Speak and Spell (Hydraulix Mix)
BPM: 130
Er… okay. Doesn’t really bring a great deal to the party, if I’m honest. The horrorshow intensity of the original is missing, and it doesn’t have the pile-driving power of the Warehouse Mix.

Speak and Spell (Warehouse Mix)
BPM: 130
An awesome, space-filling monster with a filthy, juddering kick. Even so, it’s the original mix for me; that break must be one of the best of the year so far. Incidentally, if you’re into downloading, the whole EP is (currently) an absolute steal for £1.39 on Junodownload. However, tracks are normally £1.39 a pop, so it could be a clerical error.

 


Cat no: SWP 04
Release date:
 26/04/11

The Box **
BPM: 144
If it sounds dismissive to designate a track as a bridge or as filler, well it’s not, and certainly not when you get tunes as good as this, from the ever-present and ever-dependable Ganez. Food for sure, but gourmet French food: kickdrum from start, sirens from 1.00 in; a cracking, banging track, full of event, that sounds frankly phenomenal from inside the vortex. Imagine the truck chase from The Dark Knight set to music – with extra sirens.

Sarah
BPM: 138
A slightly less interesting version of Bogota (below). Well, not ‘version of’, as such, except that Bogota deos everything this does, but while wearing more colourful trousers.

Bogota
BPM: 140
Get you, hiding at the back of the EP and being hard and funky and pleasingly riffy from start to finish. Bogota doesn’t really go anywhere or do anything, but the central riff, which remains pretty unchanging from start to finish is chunky and cool and ensures the EP has a life beyond the title track.



Cat Number:  elek109
Release Date:  28/04/11

The Prayer (Original mix)
BPM: 132
With a low, space-filling kick – a real ribcage-rattler straight out of the Surgeon book of Common Prayer ­– this hits a solid, attacking groove right from the off and there it stays, essential nutrients for DJs, techno baked the way we’ve always liked it.
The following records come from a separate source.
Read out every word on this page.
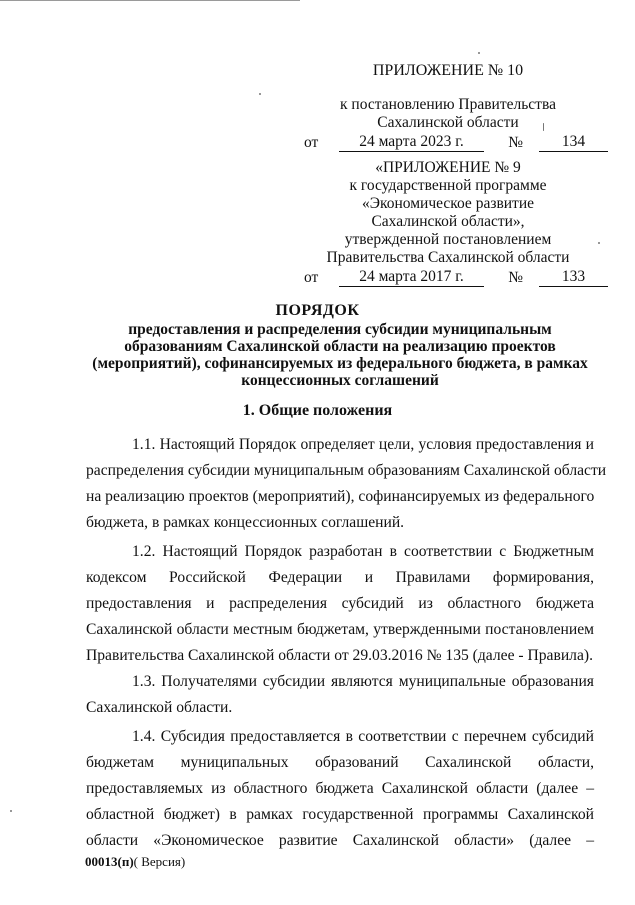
ПРИЛОЖЕНИЕ № 10
к постановлению Правительства
Сахалинской области
от	24 марта 2023 г.	№	134
«ПРИЛОЖЕНИЕ № 9
к государственной программе
«Экономическое развитие
Сахалинской области»,
утвержденной постановлением
Правительства Сахалинской области
от	24 марта 2017 г.	№	133
ПОРЯДОК
предоставления и распределения субсидии муниципальным
образованиям Сахалинской области на реализацию проектов
(мероприятий), софинансируемых из федерального бюджета, в рамках
концессионных соглашений
1. Общие положения
1.1. Настоящий Порядок определяет цели, условия предоставления и
распределения субсидии муниципальным образованиям Сахалинской области
на реализацию проектов (мероприятий), софинансируемых из федерального
бюджета, в рамках концессионных соглашений.
1.2. Настоящий Порядок разработан в соответствии с Бюджетным
кодексом Российской Федерации и Правилами формирования,
предоставления и распределения субсидий из областного бюджета
Сахалинской области местным бюджетам, утвержденными постановлением
Правительства Сахалинской области от 29.03.2016 № 135 (далее - Правила).
1.3. Получателями субсидии являются муниципальные образования
Сахалинской области.
1.4. Субсидия предоставляется в соответствии с перечнем субсидий
бюджетам муниципальных образований Сахалинской области,
предоставляемых из областного бюджета Сахалинской области (далее –
областной бюджет) в рамках государственной программы Сахалинской
области «Экономическое развитие Сахалинской области» (далее –
00013(п)( Версия)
The Prayer (D.A.V.E. the Drummer mix) **
BPM: 132
Still operating in can’t-put-a-foot-wrong mode, Cullen calms down the warehouse drums but goes tonto on the bassline, introducing all manner of weirdy noises and slowly ramping up tension to supply the build-and-release dynamics we simple-minded acid heads enjoy. At about 4.00 it gets head-messingly horror carnival and trippy-dark, sealing the track’s utter magnificence.

The Prayer (Simone Barbieri Viale remix)
BPM: 128
Slower, slightly more polite version, lacking either the locked-down brutality of the Original mix or the dark psychedelia of Cullen’s mix.

True Spirit
BPM: 133
Finally a more explicit nod to Tresor that rearranges parts of The Prayer into a slightly smoother whole.